Science-Fiction, Paperback, Atlantis-Verlag, Stolberg, Dezember 2008, 242 Seiten, 12,90 €
ISBN: 9783936742954, Titelbild und Umschlaggestaltung: Timo Kümmel

Schlimm genug für Frank Miller, dass er sein Gedächtnis verloren hat. Doch nicht nur das – er wurde offiziell für tot erklärt! Als ihn nicht einmal seine Verlobte Claire wieder erkennt, verwandelt sich sein rätselhaftes Schicksal endgültig in eine Tragödie.
Es ist das Jahr 2008 und Franks langsam zurückkehrende Erinnerungen konfrontieren ihn mit einer unglaublichen Realität: mit dem Dritten Reich, das das Jahr 1945 überlebt hat, mit einer NSDAP, die mächtiger und grausamer ist als jemals zuvor. Über ganz Europa weht die Flagge mit dem Hakenkreuz.
Franks Suche nach seiner Identität führt ihn in die deutsche Hauptstadt Germania, erbaut nach den tollkühnen Entwürfen Hitlers und Speers. Dort erfährt er, dass er kämpfen muss – um sein Leben, um seine Liebe zu Claire und um das Schicksal vieler anderer.

Die Frage Was wäre wenn … beschäftigte bereits eine Vielzahl von Historikern. Doch kaum einer von uns kann sich aus heutiger Sicht vorstellen, wenn es den Alliierten 1945 nicht gelungen wäre, das propagierte Tausendjährige Reich zu zerschlagen. Der Autor Siegfried Langer greift diese Thematik in seinem Roman »Alles bleibt anders« auf, welche sich wie ein roter Faden von Seite zu Seite schlängelt.
»Alles bleibt anders« ist in drei Abschnitte geteilt, welche im Einzelnen betrachtet für sich stehen, jedoch einander ein Ganzes beim Lesen bewirken.

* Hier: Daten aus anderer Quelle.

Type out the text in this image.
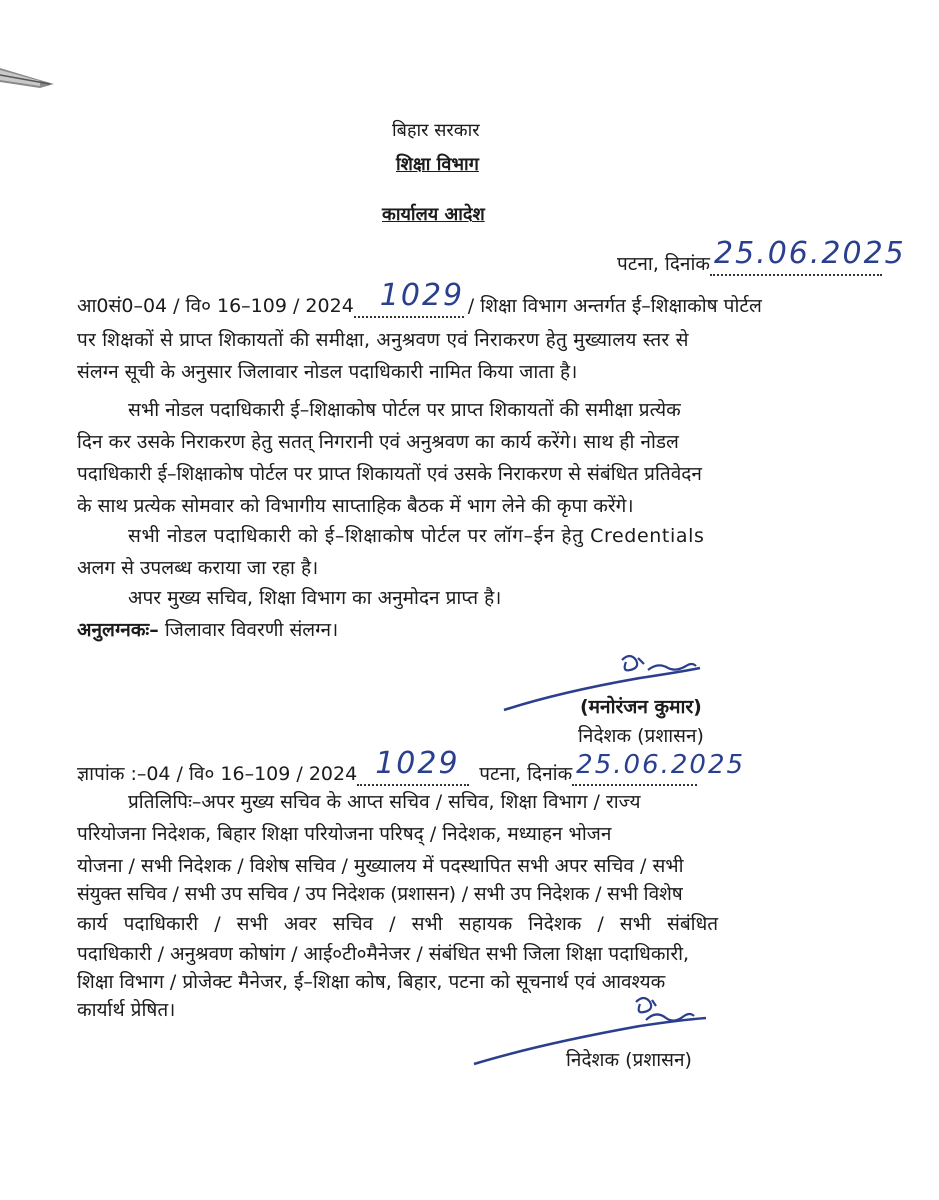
बिहार सरकार
शिक्षा विभाग
कार्यालय आदेश
पटना, दिनांक 25.06.2025
आ0सं0–04 / वि० 16–109 / 2024 1029 / शिक्षा विभाग अन्तर्गत ई–शिक्षाकोष पोर्टल
पर शिक्षकों से प्राप्त शिकायतों की समीक्षा, अनुश्रवण एवं निराकरण हेतु मुख्यालय स्तर से
संलग्न सूची के अनुसार जिलावार नोडल पदाधिकारी नामित किया जाता है।
सभी नोडल पदाधिकारी ई–शिक्षाकोष पोर्टल पर प्राप्त शिकायतों की समीक्षा प्रत्येक
दिन कर उसके निराकरण हेतु सतत् निगरानी एवं अनुश्रवण का कार्य करेंगे। साथ ही नोडल
पदाधिकारी ई–शिक्षाकोष पोर्टल पर प्राप्त शिकायतों एवं उसके निराकरण से संबंधित प्रतिवेदन
के साथ प्रत्येक सोमवार को विभागीय साप्ताहिक बैठक में भाग लेने की कृपा करेंगे।
सभी नोडल पदाधिकारी को ई–शिक्षाकोष पोर्टल पर लॉग–ईन हेतु Credentials
अलग से उपलब्ध कराया जा रहा है।
अपर मुख्य सचिव, शिक्षा विभाग का अनुमोदन प्राप्त है।
अनुलग्नकः– जिलावार विवरणी संलग्न।
(मनोरंजन कुमार)
निदेशक (प्रशासन)
ज्ञापांक :–04 / वि० 16–109 / 2024 1029 पटना, दिनांक 25.06.2025
प्रतिलिपिः–अपर मुख्य सचिव के आप्त सचिव / सचिव, शिक्षा विभाग / राज्य
परियोजना निदेशक, बिहार शिक्षा परियोजना परिषद् / निदेशक, मध्याहन भोजन
योजना / सभी निदेशक / विशेष सचिव / मुख्यालय में पदस्थापित सभी अपर सचिव / सभी
संयुक्त सचिव / सभी उप सचिव / उप निदेशक (प्रशासन) / सभी उप निदेशक / सभी विशेष
कार्य पदाधिकारी / सभी अवर सचिव / सभी सहायक निदेशक / सभी संबंधित
पदाधिकारी / अनुश्रवण कोषांग / आई०टी०मैनेजर / संबंधित सभी जिला शिक्षा पदाधिकारी,
शिक्षा विभाग / प्रोजेक्ट मैनेजर, ई–शिक्षा कोष, बिहार, पटना को सूचनार्थ एवं आवश्यक
कार्यार्थ प्रेषित।
निदेशक (प्रशासन)
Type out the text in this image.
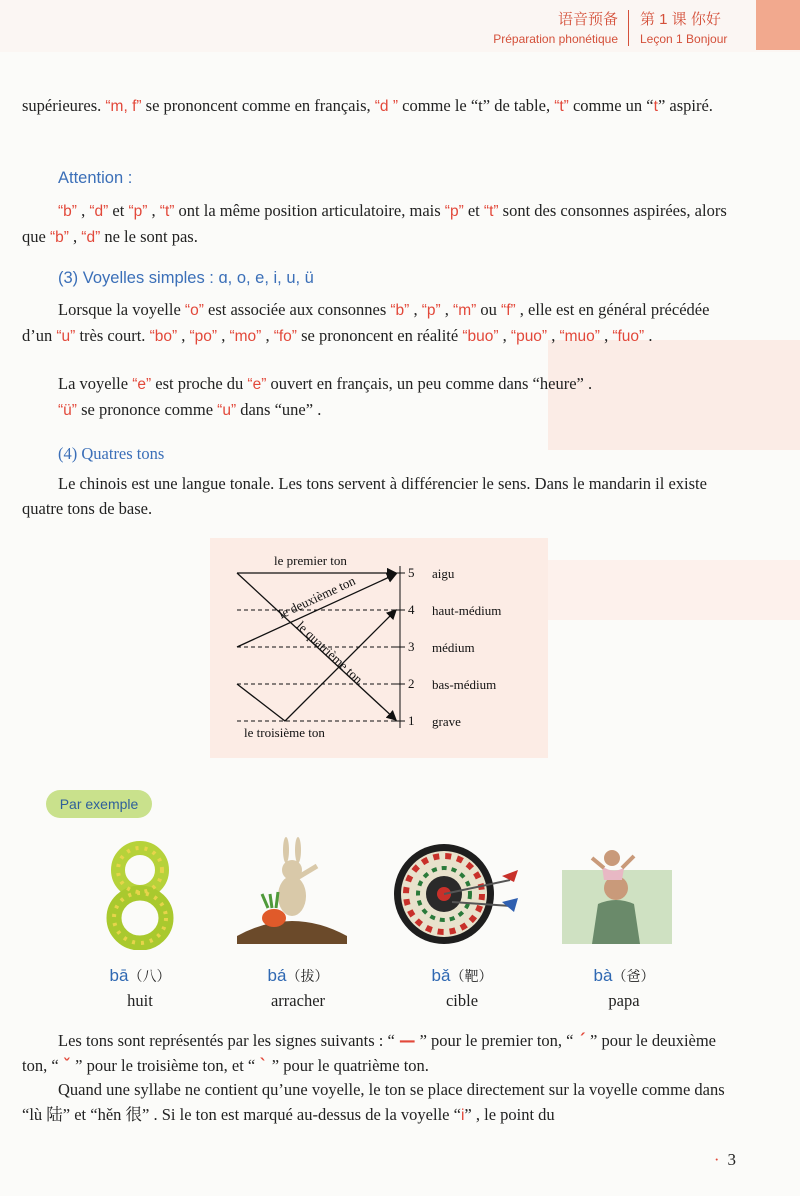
语音预备
Préparation phonétique
第 1 课 你好
Leçon 1 Bonjour
supérieures. “m, f” se prononcent comme en français, “d ” comme le “t” de table, “t” comme un “t” aspiré.
Attention :
“b” , “d” et “p” , “t” ont la même position articulatoire, mais “p” et “t” sont des consonnes aspirées, alors que “b” , “d” ne le sont pas.
(3) Voyelles simples : ɑ, o, e, i, u, ü
Lorsque la voyelle “o” est associée aux consonnes “b” , “p” , “m” ou “f” , elle est en général précédée d’un “u” très court. “bo” , “po” , “mo” , “fo” se prononcent en réalité “buo” , “puo” , “muo” , “fuo” .
La voyelle “e” est proche du “e” ouvert en français, un peu comme dans “heure” .
“ü” se prononce comme “u” dans “une” .
(4) Quatres tons
Le chinois est une langue tonale. Les tons servent à différencier le sens. Dans le mandarin il existe quatre tons de base.
le premier ton
le deuxième ton
le quatrième ton
le troisième ton
5 aigu
4 haut-médium
3 médium
2 bas-médium
1 grave
Par exemple
bā（八）
huit
bá（拔）
arracher
bǎ（靶）
cible
bà（爸）
papa
Les tons sont représentés par les signes suivants : “ — ” pour le premier ton, “ ˊ ” pour le deuxième ton, “ ˇ ” pour le troisième ton, et “ ˋ ” pour le quatrième ton.
Quand une syllabe ne contient qu’une voyelle, le ton se place directement sur la voyelle comme dans “lù 陆” et “hěn 很” . Si le ton est marqué au-dessus de la voyelle “i” , le point du
· 3
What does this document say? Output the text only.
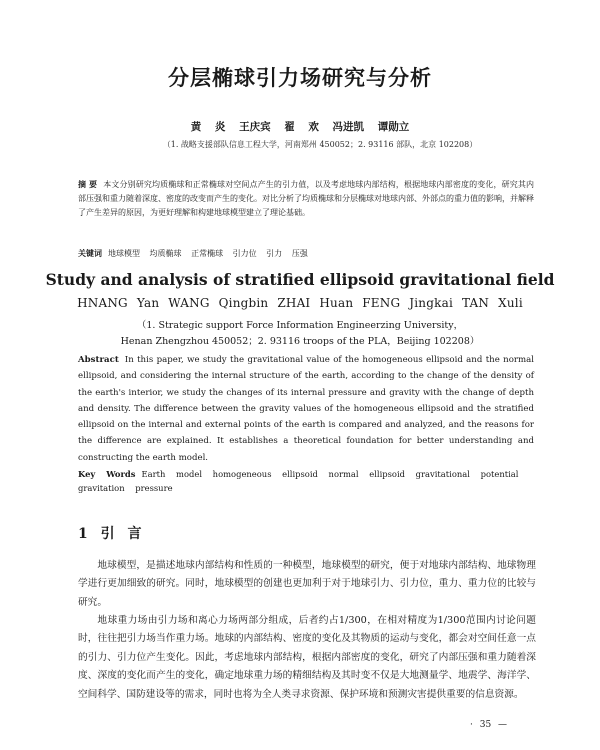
分层椭球引力场研究与分析
黄 炎 王庆宾 翟 欢 冯进凯 谭勋立
（1. 战略支援部队信息工程大学，河南郑州 450052；2. 93116 部队，北京 102208）
摘 要 本文分别研究均质椭球和正常椭球对空间点产生的引力值，以及考虑地球内部结构，根据地球内部密度的变化，研究其内部压强和重力随着深度、密度的改变而产生的变化。对比分析了均质椭球和分层椭球对地球内部、外部点的重力值的影响，并解释了产生差异的原因，为更好理解和构建地球模型建立了理论基础。
关键词 地球模型 均质椭球 正常椭球 引力位 引力 压强
Study and analysis of stratified ellipsoid gravitational field
HNANG Yan WANG Qingbin ZHAI Huan FENG Jingkai TAN Xuli
（1. Strategic support Force Information Engineerzing University，
Henan Zhengzhou 450052；2. 93116 troops of the PLA，Beijing 102208）
Abstract In this paper, we study the gravitational value of the homogeneous ellipsoid and the normal ellipsoid, and considering the internal structure of the earth, according to the change of the density of the earth's interior, we study the changes of its internal pressure and gravity with the change of depth and density. The difference between the gravity values of the homogeneous ellipsoid and the stratified ellipsoid on the internal and external points of the earth is compared and analyzed, and the reasons for the difference are explained. It establishes a theoretical foundation for better understanding and constructing the earth model.
Key Words Earth model homogeneous ellipsoid normal ellipsoid gravitational potential gravitation pressure
1 引 言

地球模型，是描述地球内部结构和性质的一种模型，地球模型的研究，便于对地球内部结构、地球物理学进行更加细致的研究。同时，地球模型的创建也更加利于对于地球引力、引力位，重力、重力位的比较与研究。

地球重力场由引力场和离心力场两部分组成，后者约占1/300，在相对精度为1/300范围内讨论问题时，往往把引力场当作重力场。地球的内部结构、密度的变化及其物质的运动与变化，都会对空间任意一点的引力、引力位产生变化。因此，考虑地球内部结构，根据内部密度的变化，研究了内部压强和重力随着深度、深度的变化而产生的变化，确定地球重力场的精细结构及其时变不仅是大地测量学、地震学、海洋学、空间科学、国防建设等的需求，同时也将为全人类寻求资源、保护环境和预测灾害提供重要的信息资源。

· 35 —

Frank Miller wacht auf einem Gleis des Görlitzer Bahnhofes auf. Nichts scheint ihm so vorzukommen, wie er es kennt. Auf der Suche nach seiner wahren Identität stellt er fest, dass er nicht das finden konnte, was sein eigentliches Ziel ist. Sein unmittelbares Umfeld erinnert ihn an das Wilhelminische Zeitalter mit Droschken, Pferdestraßenbahnen, Pickelhauben tragende Gendarmen, Geschäfte, über denen Colonialwaren steht … Doch befindet er sich im Jahr 2008. Frank besinnt sich auf das Medaillon mit den Initialen SG, welches er um den Hals trägt, und drückt auf den innen liegenden Knopf …
Frank Miller findet sich in einem England wieder, dass nach dem Sieg des Großdeutschen Reiches ein Teil dessen geworden ist. Zusammen mit Physikprofessor Robert Gothaer versuchen Frank und seine Freunde, in den Verlauf der Geschichte einzugreifen, um den Bespitzelungen und Repressalien durch den NS-Staat entfliehen zu können.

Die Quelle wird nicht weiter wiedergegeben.